This article was originally published by The Mennonite

The power of Listening for Grace

After sitting in the delegate sessions much of the week of Kansas City 2015, I attended Ted and Co. Theater Works’ production of Listening for Grace late Saturday night (July 4). It was one of the highlights of the convention for me.

The play is about Daryl, who is grieving the death of his wife, Grace. His son tells him he is gay, and Daryl struggles to understand this.

Ted Swartz plays Daryl and has the only speaking parts.

He also plays a variety of other characters, including a preacher talking about “sex in the Bible,” friends of Daryl and his cousin, who is also gay.

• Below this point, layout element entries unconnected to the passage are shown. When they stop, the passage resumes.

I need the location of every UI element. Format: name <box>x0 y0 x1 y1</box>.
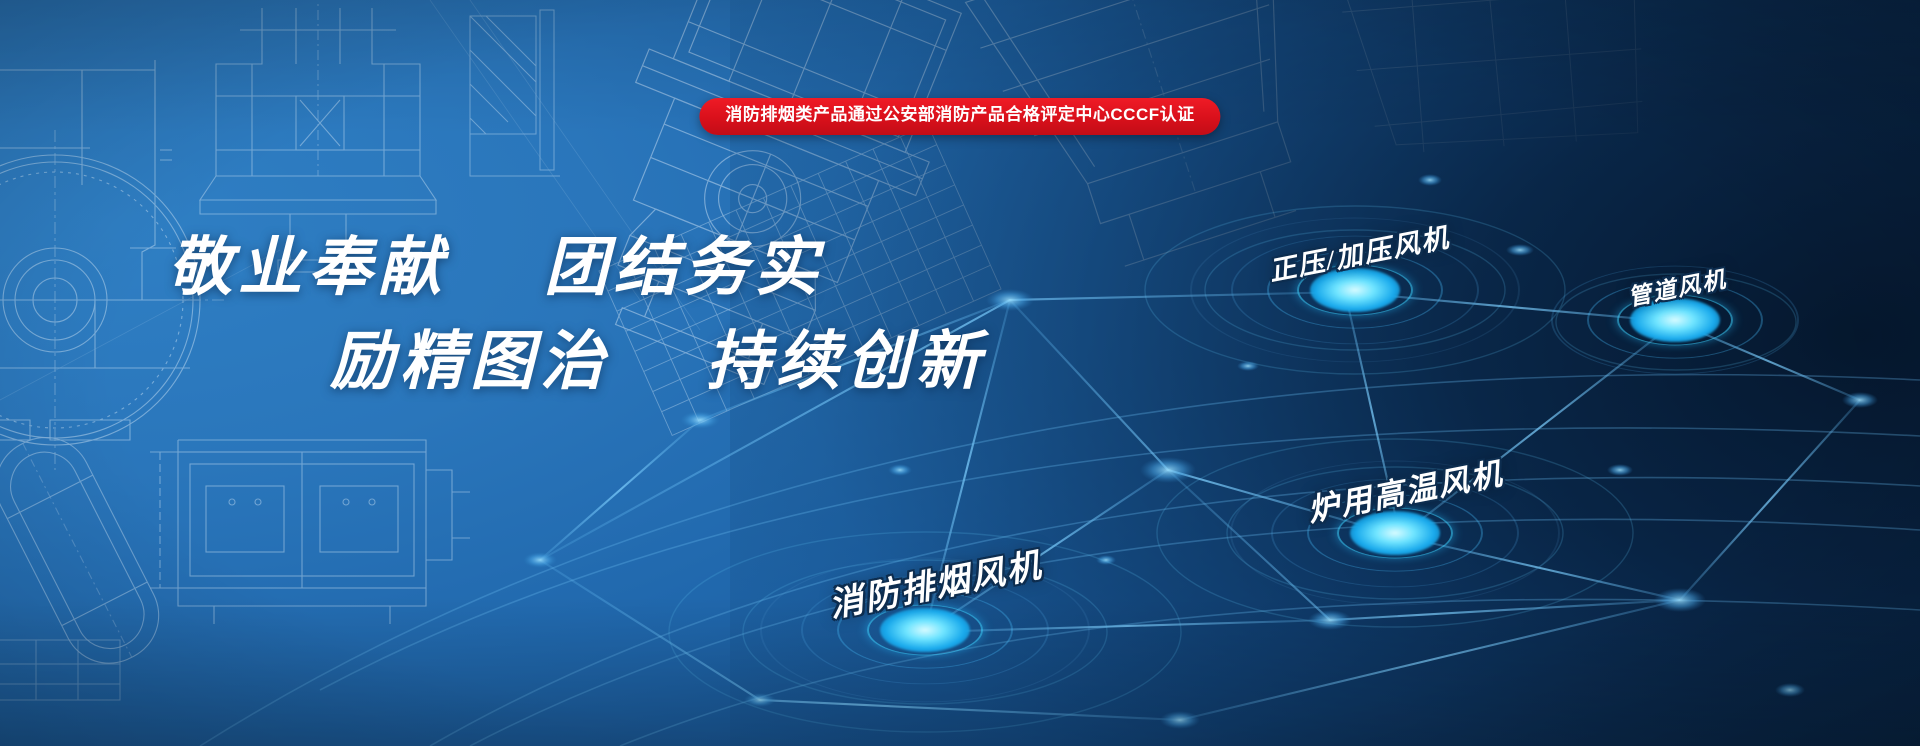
slogan-line-1: 敬业奉献 团结务实 <box>0 236 900 300</box>
slogan-line1-part1: 敬业奉献 <box>168 232 448 303</box>
slogan-line1-part2: 团结务实 <box>544 232 824 303</box>
slogan-line2-part1: 励精图治 <box>330 326 610 397</box>
slogan-line2-part2: 持续创新 <box>706 326 986 397</box>
slogan-line-2: 励精图治 持续创新 <box>0 330 900 394</box>
hero-banner: 正压/加压风机 管道风机 炉用高温风机 消防排烟风机 消防排烟类产品通过公安部消… <box>0 0 1920 746</box>
company-slogan: 敬业奉献 团结务实 励精图治 持续创新 <box>0 236 900 394</box>
certification-badge[interactable]: 消防排烟类产品通过公安部消防产品合格评定中心CCCF认证 <box>699 98 1220 135</box>
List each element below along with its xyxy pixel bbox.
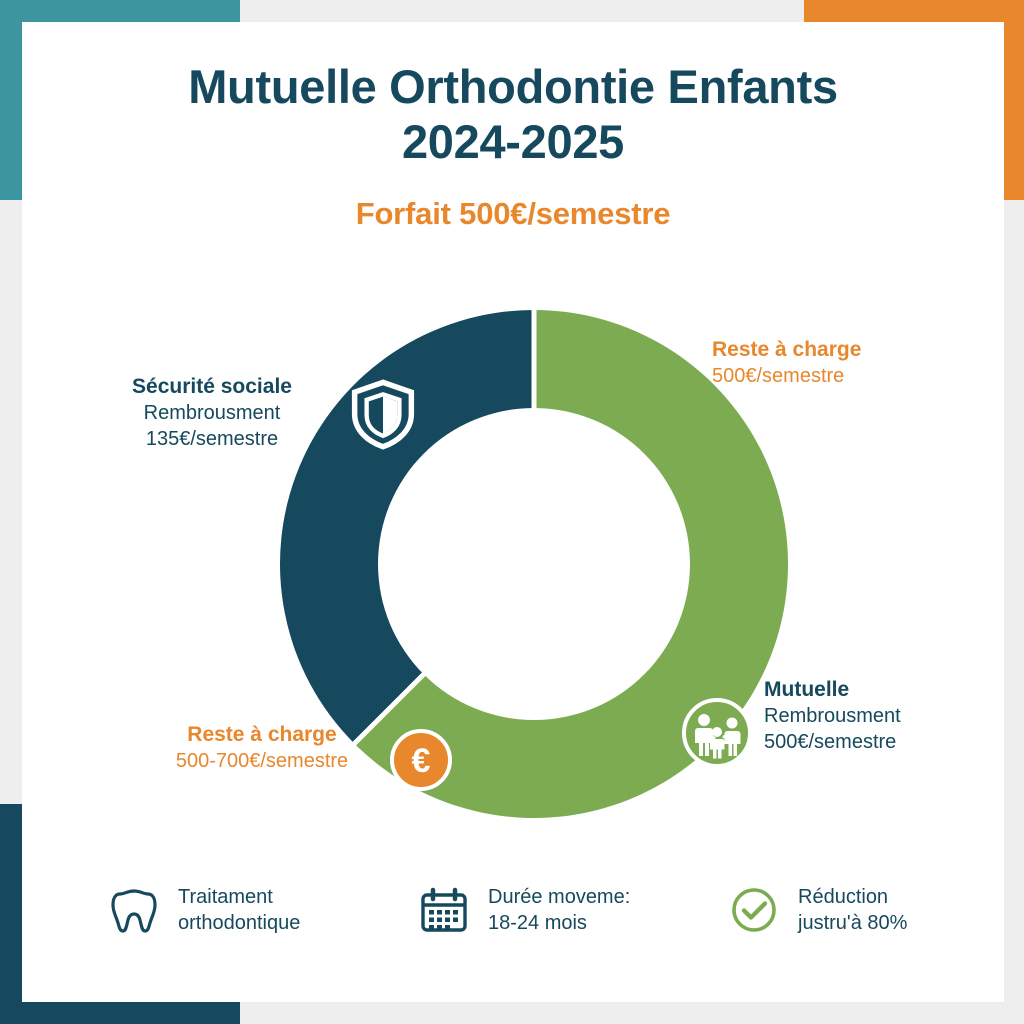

Two of the roles are nonspeaking. Justin Yoder portrays Daryl’s son by playing the cello. Philip Martin plays piano.

The fact that Daryl’s son does not speak but only plays music makes an obvious though effective point that his voice is silent.

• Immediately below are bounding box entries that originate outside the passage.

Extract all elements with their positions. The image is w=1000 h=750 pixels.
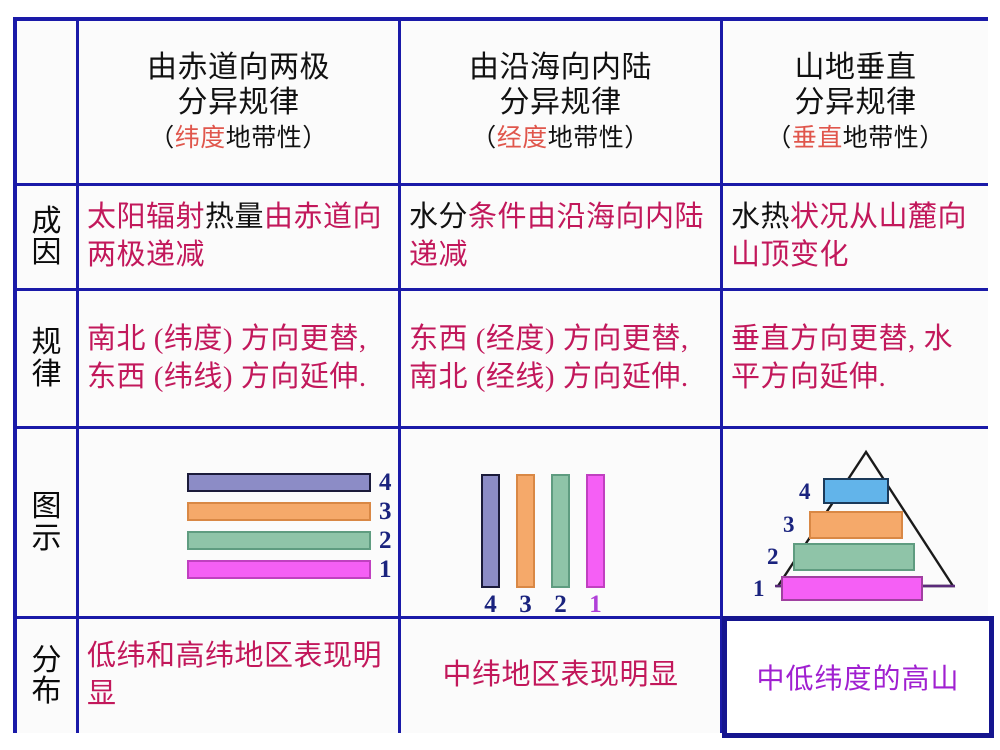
vbar-3 <box>516 474 535 588</box>
hbar-label-1: 1 <box>379 557 392 582</box>
rule-cell-latitudinal: 南北 (纬度) 方向更替, 东西 (纬线) 方向延伸. <box>79 291 401 429</box>
row-label-diagram-char2: 示 <box>32 523 62 555</box>
col3-header-subtitle: （垂直地带性） <box>766 124 945 153</box>
vbar-2 <box>551 474 570 588</box>
row-label-rule-text: 规 律 <box>32 327 62 390</box>
cause-cell-vertical: 水热状况从山麓向山顶变化 <box>723 186 988 291</box>
cause1-part1: 太阳辐射 <box>87 201 205 233</box>
hbar-2 <box>187 531 371 550</box>
rule2-text: 东西 (经度) 方向更替, 南北 (经线) 方向延伸. <box>401 319 720 398</box>
distribution-cell-latitudinal: 低纬和高纬地区表现明显 <box>79 619 401 733</box>
col3-header-line2: 分异规律 <box>795 86 917 119</box>
hbar-4 <box>187 473 371 492</box>
col3-sub-keyword: 垂直 <box>792 125 843 152</box>
row-label-diagram-char1: 图 <box>32 491 62 523</box>
row-label-cause-char2: 因 <box>32 237 62 269</box>
row-label-cause: 成 因 <box>17 186 79 291</box>
col3-sub-rest: 地带性 <box>843 125 920 152</box>
row-label-distribution-text: 分 布 <box>32 645 62 708</box>
cause2-part1: 水分 <box>409 201 468 233</box>
table-corner-cell <box>17 21 79 186</box>
vbar-1 <box>586 474 605 588</box>
highlight-box-vertical-distribution: 中低纬度的高山 <box>722 616 994 738</box>
rule-cell-longitudinal: 东西 (经度) 方向更替, 南北 (经线) 方向延伸. <box>401 291 723 429</box>
col2-header-subtitle: （经度地带性） <box>469 124 652 153</box>
rule3-text: 垂直方向更替, 水平方向延伸. <box>723 319 988 398</box>
col1-sub-keyword: 纬度 <box>175 125 226 152</box>
col1-sub-open: （ <box>149 125 175 152</box>
row-label-cause-text: 成 因 <box>32 206 62 269</box>
column-header-longitudinal: 由沿海向内陆 分异规律 （经度地带性） <box>401 21 723 186</box>
rule1-text: 南北 (纬度) 方向更替, 东西 (纬线) 方向延伸. <box>79 319 398 398</box>
mountain-band-4 <box>823 478 889 504</box>
vbar-label-1: 1 <box>586 592 605 617</box>
hbar-1 <box>187 560 371 579</box>
column-header-latitudinal: 由赤道向两极 分异规律 （纬度地带性） <box>79 21 401 186</box>
vbar-label-4: 4 <box>481 592 500 617</box>
row-label-cause-char1: 成 <box>32 206 62 238</box>
col2-header-line2: 分异规律 <box>500 86 622 119</box>
row-label-distribution-char1: 分 <box>32 645 62 677</box>
cause3-part1: 水热 <box>731 201 790 233</box>
col3-header-line1: 山地垂直 <box>795 51 917 84</box>
mountain-label-2: 2 <box>767 545 779 568</box>
hbar-label-3: 3 <box>379 499 392 524</box>
vertical-bar-chart: 4 3 2 1 <box>401 429 720 616</box>
mountain-label-4: 4 <box>799 480 811 503</box>
col1-sub-rest: 地带性 <box>226 125 303 152</box>
diagram-cell-mountain: 4 3 2 1 <box>723 429 988 619</box>
distribution1-text: 低纬和高纬地区表现明显 <box>79 636 398 715</box>
col3-sub-open: （ <box>766 125 792 152</box>
hbar-label-4: 4 <box>379 470 392 495</box>
row-label-diagram-text: 图 示 <box>32 491 62 554</box>
row-label-rule-char2: 律 <box>32 359 62 391</box>
hbar-3 <box>187 502 371 521</box>
col1-sub-close: ） <box>302 125 328 152</box>
mountain-label-3: 3 <box>783 513 795 536</box>
col2-sub-close: ） <box>624 125 650 152</box>
col3-sub-close: ） <box>919 125 945 152</box>
cause-cell-latitudinal: 太阳辐射热量由赤道向两极递减 <box>79 186 401 291</box>
distribution2-text: 中纬地区表现明显 <box>401 655 720 697</box>
col1-header-subtitle: （纬度地带性） <box>147 124 330 153</box>
cause-cell-longitudinal: 水分条件由沿海向内陆递减 <box>401 186 723 291</box>
row-label-rule: 规 律 <box>17 291 79 429</box>
row-label-distribution: 分 布 <box>17 619 79 733</box>
diagram-cell-vertical-bars: 4 3 2 1 <box>401 429 723 619</box>
rule-cell-vertical: 垂直方向更替, 水平方向延伸. <box>723 291 988 429</box>
distribution-cell-longitudinal: 中纬地区表现明显 <box>401 619 723 733</box>
mountain-band-2 <box>793 543 915 571</box>
col2-sub-rest: 地带性 <box>548 125 625 152</box>
col1-header-line2: 分异规律 <box>178 86 300 119</box>
column-header-vertical: 山地垂直 分异规律 （垂直地带性） <box>723 21 988 186</box>
vbar-4 <box>481 474 500 588</box>
row-label-rule-char1: 规 <box>32 327 62 359</box>
col2-sub-open: （ <box>471 125 497 152</box>
distribution3-text: 中低纬度的高山 <box>756 657 959 697</box>
row-label-distribution-char2: 布 <box>32 676 62 708</box>
horizontal-bar-chart: 4 3 2 1 <box>79 429 398 616</box>
vbar-label-3: 3 <box>516 592 535 617</box>
mountain-band-3 <box>809 511 903 539</box>
slide-canvas: 由赤道向两极 分异规律 （纬度地带性） 由沿海向内陆 分异规律 （经度地带性） … <box>0 0 1000 750</box>
mountain-chart: 4 3 2 1 <box>723 429 988 616</box>
col1-header-line1: 由赤道向两极 <box>147 51 330 84</box>
diagram-cell-horizontal-bars: 4 3 2 1 <box>79 429 401 619</box>
mountain-label-1: 1 <box>753 577 765 600</box>
vbar-label-2: 2 <box>551 592 570 617</box>
cause1-part2: 热量 <box>205 201 264 233</box>
row-label-diagram: 图 示 <box>17 429 79 619</box>
mountain-band-1 <box>781 576 923 601</box>
col2-sub-keyword: 经度 <box>497 125 548 152</box>
hbar-label-2: 2 <box>379 528 392 553</box>
col2-header-line1: 由沿海向内陆 <box>469 51 652 84</box>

The music powerfully evokes the emotions of the characters, and those emotions move across a wide range, from somber and melancholy to playful and funny.

Humor plays a major role in the play, even though you would not call it a comedy.

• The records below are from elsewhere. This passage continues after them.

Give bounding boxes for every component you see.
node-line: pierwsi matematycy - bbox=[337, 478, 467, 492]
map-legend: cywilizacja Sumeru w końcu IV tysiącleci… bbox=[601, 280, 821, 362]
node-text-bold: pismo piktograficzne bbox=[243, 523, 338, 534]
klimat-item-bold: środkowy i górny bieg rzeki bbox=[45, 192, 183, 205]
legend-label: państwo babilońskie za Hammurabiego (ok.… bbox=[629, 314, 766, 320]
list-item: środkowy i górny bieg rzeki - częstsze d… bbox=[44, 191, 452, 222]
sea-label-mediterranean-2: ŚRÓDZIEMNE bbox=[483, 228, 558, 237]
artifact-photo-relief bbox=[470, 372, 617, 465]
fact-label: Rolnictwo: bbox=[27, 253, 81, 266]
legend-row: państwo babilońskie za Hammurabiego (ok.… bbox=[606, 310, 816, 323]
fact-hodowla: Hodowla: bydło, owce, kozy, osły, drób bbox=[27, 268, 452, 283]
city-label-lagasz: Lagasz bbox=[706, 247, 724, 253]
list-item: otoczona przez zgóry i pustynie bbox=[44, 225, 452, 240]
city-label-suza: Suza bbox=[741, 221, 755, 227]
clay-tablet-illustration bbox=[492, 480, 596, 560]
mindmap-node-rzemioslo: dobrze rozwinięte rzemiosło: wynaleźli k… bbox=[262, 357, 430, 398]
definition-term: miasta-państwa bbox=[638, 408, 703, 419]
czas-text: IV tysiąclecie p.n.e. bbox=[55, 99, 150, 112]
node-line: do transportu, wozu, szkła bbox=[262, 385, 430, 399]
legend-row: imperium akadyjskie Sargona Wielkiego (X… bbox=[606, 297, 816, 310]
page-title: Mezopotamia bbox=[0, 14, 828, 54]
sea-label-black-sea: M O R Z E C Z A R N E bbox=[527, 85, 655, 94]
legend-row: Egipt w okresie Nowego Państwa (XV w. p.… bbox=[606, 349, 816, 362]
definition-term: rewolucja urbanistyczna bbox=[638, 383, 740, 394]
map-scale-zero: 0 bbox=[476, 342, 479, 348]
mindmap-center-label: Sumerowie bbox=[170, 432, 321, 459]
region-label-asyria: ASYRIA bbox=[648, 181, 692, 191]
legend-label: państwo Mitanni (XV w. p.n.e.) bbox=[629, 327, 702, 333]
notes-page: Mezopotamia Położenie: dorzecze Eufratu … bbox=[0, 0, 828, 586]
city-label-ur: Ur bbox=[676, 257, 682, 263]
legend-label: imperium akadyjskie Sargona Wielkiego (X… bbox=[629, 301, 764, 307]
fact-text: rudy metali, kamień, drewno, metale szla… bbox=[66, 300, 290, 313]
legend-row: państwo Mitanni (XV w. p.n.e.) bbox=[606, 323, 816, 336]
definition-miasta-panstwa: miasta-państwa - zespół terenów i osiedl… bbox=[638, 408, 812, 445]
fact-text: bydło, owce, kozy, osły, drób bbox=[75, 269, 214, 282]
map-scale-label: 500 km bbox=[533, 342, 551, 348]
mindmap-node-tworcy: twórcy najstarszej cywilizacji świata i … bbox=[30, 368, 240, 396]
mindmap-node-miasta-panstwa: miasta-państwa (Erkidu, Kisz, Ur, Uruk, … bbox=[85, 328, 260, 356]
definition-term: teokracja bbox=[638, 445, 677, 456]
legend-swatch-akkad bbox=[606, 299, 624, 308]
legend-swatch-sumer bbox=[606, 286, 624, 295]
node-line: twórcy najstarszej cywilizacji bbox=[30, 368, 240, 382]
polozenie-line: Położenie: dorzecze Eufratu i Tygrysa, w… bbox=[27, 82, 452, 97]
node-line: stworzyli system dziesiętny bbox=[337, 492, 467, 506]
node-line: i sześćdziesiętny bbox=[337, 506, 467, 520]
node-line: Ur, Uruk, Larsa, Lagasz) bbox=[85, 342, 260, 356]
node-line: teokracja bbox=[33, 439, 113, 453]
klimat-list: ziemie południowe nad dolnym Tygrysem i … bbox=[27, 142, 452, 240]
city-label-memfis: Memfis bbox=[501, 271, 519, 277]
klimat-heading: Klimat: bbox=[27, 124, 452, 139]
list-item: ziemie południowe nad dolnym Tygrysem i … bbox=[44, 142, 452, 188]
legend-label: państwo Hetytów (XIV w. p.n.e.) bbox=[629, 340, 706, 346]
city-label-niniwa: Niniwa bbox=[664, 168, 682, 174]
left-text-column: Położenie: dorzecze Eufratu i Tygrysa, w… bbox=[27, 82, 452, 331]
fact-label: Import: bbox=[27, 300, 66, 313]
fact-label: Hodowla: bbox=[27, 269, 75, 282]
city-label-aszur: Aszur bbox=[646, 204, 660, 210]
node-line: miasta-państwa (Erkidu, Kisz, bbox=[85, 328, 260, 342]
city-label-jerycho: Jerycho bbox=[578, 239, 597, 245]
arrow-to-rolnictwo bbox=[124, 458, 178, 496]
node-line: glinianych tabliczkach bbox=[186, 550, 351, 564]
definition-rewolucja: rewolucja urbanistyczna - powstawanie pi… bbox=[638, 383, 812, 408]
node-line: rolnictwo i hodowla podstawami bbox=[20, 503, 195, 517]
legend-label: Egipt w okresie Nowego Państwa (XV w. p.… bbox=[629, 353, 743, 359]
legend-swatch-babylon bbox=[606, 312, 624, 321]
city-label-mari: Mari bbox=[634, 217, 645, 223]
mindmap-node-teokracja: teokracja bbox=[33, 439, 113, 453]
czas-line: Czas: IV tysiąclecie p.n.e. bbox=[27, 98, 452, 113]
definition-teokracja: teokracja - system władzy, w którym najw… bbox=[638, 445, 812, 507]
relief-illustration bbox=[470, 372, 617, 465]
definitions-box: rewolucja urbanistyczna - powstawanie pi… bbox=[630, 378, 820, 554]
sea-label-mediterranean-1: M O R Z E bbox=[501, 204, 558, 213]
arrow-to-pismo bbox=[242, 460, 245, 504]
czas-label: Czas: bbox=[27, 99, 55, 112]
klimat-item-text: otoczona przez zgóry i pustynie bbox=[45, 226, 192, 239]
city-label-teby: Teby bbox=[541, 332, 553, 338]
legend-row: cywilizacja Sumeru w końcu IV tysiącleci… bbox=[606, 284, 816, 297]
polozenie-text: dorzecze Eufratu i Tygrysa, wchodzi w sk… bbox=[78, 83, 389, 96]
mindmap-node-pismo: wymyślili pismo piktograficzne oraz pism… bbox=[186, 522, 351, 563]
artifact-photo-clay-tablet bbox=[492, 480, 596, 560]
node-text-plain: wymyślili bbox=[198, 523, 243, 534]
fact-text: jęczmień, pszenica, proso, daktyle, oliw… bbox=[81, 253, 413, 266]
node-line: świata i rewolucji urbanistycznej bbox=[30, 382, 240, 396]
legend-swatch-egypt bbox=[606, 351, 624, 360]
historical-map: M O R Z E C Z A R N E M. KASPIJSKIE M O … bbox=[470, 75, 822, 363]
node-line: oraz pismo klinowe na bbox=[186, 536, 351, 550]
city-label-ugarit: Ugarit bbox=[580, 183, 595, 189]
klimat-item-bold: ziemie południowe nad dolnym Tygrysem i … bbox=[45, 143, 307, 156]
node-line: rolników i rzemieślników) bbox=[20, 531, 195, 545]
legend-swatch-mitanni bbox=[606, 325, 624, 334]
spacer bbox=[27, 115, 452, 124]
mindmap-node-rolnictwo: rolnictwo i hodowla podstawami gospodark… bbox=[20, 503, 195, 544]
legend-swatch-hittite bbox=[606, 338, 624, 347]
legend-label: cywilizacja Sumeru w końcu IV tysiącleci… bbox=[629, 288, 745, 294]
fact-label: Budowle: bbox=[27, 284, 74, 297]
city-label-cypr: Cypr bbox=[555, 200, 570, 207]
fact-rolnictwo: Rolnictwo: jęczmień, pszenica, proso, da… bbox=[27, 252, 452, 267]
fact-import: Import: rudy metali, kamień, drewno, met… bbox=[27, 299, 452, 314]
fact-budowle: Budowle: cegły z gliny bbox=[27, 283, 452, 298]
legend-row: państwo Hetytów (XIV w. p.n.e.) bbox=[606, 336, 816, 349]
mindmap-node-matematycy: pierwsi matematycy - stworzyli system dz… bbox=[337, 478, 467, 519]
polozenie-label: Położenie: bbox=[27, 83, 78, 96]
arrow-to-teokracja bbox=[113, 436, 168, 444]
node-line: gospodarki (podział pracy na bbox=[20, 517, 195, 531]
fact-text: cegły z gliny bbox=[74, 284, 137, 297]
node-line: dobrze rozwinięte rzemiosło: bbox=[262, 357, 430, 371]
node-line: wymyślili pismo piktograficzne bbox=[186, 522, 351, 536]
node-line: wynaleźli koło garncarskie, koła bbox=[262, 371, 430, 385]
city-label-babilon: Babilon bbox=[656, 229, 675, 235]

Early on, Daryl visits a church where a preacher talks about sex in the Bible. The humor is especially strong here.

While the play seeks to avoid didacticism, preaching a point rather than showing a character in action, it comes closest here, as the preacher makes the case that sex as presented in the Bible is not the chaste, monogamous picture often presented by many Christians today.

But the play moves on to show how different people, who have different views on homosexuality, struggle with those views once they come to know someone who is gay or who, like Daryl, is the parent of a gay son.

In these scenes, the different characters—all played by Swartz—become sympathetic.

The key to avoiding didacticism is presenting characters that are not one-dimensional. And Swartz, who wrote the play, succeeds well in doing just that.

The other element to this play that makes it come alive and have such a powerful effect is its use of detail. Swartz draws on the setting of a rural Mennonite community in Pennsylvania and presents details of their lives. And again here he uses humor in select places.

Such storytelling and use of poignant detail, showing the struggle of complex individuals, takes the audience beyond the generalized discussion that usually happens, if it happens at all, around the topic of LGBTQ inclusion in the church.

While Listening for Grace is fiction, it makes real the complexities and pathos that emerge when a person comes out as gay. Like all good fiction, it presents reality in a way that goes beyond the generalities we often use in our discussions.

I recommend it to any who have a chance to see it.

Gordon Houser is editor of The Mennonite.